CMD Intersight and chapter chairman of the 46-member strong ADTOI in Kerala, Abraham George says, “There is tremendous growth in domestic space. Kerala’s tourist growth is led by domestic tourists. We hosted 7million domestic travellers last year. We had only 7lakh inbound travellers. We are moving into innovative tours, farm tourism, adventure tourism, rural tourism, culture tourism. We are asking the government to create CNG depots near important destinations, so we can be carbon-free. We are planning to introduce an auto-rickshaw race.”
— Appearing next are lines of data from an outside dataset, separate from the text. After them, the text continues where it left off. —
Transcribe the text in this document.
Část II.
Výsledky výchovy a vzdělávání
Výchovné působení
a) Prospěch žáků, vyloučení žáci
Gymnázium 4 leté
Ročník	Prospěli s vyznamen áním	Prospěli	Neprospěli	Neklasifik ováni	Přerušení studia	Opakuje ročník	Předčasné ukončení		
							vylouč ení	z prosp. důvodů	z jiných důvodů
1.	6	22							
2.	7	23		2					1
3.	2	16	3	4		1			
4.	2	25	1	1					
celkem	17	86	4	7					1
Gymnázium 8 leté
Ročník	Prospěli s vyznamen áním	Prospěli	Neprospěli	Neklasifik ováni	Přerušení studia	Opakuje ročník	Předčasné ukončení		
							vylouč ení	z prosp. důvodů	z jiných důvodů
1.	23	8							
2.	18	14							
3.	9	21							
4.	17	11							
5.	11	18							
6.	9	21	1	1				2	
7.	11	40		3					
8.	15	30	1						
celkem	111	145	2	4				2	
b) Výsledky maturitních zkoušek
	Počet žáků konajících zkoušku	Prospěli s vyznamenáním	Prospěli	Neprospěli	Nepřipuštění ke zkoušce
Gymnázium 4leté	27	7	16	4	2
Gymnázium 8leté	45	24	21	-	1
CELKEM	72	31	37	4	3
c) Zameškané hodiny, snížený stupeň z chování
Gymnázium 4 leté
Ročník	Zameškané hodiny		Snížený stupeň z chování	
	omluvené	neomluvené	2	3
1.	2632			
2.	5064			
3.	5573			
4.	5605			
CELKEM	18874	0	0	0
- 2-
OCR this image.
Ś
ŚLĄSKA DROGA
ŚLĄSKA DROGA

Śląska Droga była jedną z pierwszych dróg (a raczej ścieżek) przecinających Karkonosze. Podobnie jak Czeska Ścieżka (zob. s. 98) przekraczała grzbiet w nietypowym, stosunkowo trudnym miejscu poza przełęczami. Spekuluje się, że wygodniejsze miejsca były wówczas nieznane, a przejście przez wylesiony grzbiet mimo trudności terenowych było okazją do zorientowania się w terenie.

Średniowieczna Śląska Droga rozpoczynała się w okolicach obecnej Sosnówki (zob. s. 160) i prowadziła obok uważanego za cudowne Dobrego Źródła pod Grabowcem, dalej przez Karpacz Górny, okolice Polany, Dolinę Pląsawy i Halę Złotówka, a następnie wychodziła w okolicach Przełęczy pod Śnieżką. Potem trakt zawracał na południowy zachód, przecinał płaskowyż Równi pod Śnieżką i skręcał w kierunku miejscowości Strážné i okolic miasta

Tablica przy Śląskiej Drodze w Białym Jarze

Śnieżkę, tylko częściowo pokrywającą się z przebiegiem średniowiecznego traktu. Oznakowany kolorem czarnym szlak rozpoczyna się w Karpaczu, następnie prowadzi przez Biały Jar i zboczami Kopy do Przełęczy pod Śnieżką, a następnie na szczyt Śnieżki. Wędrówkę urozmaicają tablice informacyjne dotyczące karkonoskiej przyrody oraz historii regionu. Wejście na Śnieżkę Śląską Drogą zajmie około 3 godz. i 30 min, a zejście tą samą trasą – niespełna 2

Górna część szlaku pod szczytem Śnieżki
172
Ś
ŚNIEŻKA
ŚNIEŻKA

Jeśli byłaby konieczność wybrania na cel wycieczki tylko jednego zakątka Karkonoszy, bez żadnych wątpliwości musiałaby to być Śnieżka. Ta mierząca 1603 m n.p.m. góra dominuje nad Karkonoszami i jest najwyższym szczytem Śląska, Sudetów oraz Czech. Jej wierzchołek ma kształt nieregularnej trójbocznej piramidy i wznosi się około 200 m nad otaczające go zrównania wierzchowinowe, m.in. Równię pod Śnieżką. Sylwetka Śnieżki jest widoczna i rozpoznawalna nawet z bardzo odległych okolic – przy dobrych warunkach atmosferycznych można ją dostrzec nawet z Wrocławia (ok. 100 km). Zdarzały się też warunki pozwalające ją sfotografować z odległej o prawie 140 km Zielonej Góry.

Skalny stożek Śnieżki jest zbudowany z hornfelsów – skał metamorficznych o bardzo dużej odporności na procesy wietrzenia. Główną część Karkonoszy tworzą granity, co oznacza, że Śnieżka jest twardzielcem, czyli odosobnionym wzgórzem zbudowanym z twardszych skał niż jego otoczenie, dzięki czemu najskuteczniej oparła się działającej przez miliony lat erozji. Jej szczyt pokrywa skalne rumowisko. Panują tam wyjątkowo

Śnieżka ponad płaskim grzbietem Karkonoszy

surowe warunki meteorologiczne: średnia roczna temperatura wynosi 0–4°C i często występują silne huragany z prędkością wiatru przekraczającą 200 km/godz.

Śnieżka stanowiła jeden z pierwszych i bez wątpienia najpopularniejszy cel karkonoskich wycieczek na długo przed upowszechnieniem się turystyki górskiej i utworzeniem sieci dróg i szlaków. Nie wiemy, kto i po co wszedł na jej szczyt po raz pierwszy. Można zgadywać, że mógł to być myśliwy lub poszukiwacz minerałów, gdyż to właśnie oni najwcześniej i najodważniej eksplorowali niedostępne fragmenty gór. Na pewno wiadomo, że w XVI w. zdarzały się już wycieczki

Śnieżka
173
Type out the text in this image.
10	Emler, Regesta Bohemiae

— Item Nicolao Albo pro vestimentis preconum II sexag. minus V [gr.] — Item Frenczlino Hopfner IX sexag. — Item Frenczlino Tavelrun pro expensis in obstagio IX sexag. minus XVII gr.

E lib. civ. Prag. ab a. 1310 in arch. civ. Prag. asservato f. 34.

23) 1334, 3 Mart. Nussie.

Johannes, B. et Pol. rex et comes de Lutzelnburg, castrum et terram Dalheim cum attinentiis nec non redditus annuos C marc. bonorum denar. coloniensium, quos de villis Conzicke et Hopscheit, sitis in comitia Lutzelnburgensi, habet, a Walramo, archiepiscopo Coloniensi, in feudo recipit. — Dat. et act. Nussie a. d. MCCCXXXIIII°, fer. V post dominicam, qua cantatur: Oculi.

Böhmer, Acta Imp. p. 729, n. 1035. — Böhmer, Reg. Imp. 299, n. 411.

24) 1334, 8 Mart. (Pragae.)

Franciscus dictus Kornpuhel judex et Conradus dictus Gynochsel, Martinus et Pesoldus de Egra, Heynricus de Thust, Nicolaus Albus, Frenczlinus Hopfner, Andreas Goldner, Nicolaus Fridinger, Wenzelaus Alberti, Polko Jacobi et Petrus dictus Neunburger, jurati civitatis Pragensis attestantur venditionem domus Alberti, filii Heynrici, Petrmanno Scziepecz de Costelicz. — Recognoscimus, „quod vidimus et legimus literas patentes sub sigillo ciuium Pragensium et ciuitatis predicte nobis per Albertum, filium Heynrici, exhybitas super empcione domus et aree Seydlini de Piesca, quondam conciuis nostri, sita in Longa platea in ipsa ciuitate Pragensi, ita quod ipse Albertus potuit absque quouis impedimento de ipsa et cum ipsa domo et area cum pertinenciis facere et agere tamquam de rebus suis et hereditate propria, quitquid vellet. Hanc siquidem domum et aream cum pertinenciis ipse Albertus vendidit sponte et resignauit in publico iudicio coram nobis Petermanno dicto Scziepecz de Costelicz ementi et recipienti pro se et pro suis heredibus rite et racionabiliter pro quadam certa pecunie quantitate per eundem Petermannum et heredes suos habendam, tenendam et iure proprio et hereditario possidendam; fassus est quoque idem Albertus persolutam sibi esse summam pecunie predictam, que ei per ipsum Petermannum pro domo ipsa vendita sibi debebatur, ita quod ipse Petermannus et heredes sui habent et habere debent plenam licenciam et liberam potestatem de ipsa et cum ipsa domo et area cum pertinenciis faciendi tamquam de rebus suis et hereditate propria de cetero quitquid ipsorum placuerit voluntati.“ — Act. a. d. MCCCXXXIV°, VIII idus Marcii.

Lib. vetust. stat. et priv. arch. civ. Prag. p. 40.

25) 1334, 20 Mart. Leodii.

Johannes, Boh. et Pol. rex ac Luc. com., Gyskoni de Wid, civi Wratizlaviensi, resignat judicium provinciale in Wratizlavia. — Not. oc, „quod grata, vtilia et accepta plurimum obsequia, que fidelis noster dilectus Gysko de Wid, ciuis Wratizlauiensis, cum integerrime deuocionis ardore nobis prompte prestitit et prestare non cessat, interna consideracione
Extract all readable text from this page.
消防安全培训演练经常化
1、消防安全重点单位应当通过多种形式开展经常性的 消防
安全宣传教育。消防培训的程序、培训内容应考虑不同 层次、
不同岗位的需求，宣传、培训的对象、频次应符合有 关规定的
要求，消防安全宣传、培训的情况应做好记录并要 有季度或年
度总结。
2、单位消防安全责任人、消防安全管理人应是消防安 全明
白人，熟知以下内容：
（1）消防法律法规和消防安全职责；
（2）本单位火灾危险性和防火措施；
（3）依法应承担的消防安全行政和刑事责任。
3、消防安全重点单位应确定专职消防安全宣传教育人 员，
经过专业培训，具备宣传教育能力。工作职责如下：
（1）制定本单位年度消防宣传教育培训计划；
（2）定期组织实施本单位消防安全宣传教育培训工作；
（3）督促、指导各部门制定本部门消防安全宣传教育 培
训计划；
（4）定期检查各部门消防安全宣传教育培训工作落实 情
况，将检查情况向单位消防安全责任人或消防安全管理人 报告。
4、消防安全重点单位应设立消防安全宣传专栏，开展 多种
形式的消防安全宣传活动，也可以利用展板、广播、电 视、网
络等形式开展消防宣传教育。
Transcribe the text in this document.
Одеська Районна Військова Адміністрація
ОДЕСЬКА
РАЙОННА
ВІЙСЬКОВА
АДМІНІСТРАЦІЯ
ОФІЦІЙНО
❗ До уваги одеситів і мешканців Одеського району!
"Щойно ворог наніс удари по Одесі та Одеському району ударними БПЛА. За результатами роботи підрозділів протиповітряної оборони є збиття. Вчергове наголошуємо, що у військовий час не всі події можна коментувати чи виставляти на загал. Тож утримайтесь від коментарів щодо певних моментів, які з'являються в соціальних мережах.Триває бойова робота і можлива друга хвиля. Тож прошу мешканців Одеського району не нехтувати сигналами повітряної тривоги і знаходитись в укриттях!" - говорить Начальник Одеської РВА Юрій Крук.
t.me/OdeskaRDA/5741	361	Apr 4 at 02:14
Sisupalan, MD Sagara Resort in Kovalam says that domestic tourism has to be given importance. “Most tourists come from Delhi, from Kolkata during pooja holidays and Ahmedabad during Diwali holidays. Our hotel’s 92 rooms are fully booked then. The season for inbound, mostly from Germany and the UK, is from November to March. We work mostly with tour operators, where commission goes up from 15% to 25% depending on their ability to get us bookings,” he says.
“On the supply side,” Dr Venu says, “with new properties coming in, the product remains fresh. Locations such as Kasargode, considered remote are the focus of new resorts.”
KTM also become the setting for the launch of what is called the most expensive resort in Kerala, The Lalit Resort and Spa in Bekal.
Another new initiative is to do with the Cochin International Airport Limited (CIAL). “We will be working as a nodal agency to promote tourism in Kochi. We want to promote Kochi as a gateway to tourism in Kerala,” says Ramesan T from CIAL.
CIAL’s new website includes the details of 30 tour operators that it has signed MoUs with. The tour operators are divided into three segments according to their price range. “At least 20% of domestic tourists in Kerala are walk-in. They land up at the airport and check out the place. This’ll cater to them,” he says.
New products introduced at the KTM include Muziris excavations, resorts, homestays and hotels.
But the hidden gems of Kerala are not limited to these. Tour operators are beginning to suggest complex, experiential itineraries. “Travellers are not tourists. I create products for Intersight, suggesting destinations such as Anjuruli, where there is 50km stretch of a tunnel which is not filled with water during summer. Kolukkumalai, near Munnar, is the world’s highest tea plantation. It is a great trekking area. In the North, we have a destination called the Ooty of Kerala,” says Srijith, a consultant.
In fact, nearby destinations want to piggy-back on the state’s aggressive tourism promotions. “We have tourists coming here from Trichy or Madurai.
We’d want them to stay with us for a day or two, at Puducherry,” says ST Chidambaram, manager, department of tourism.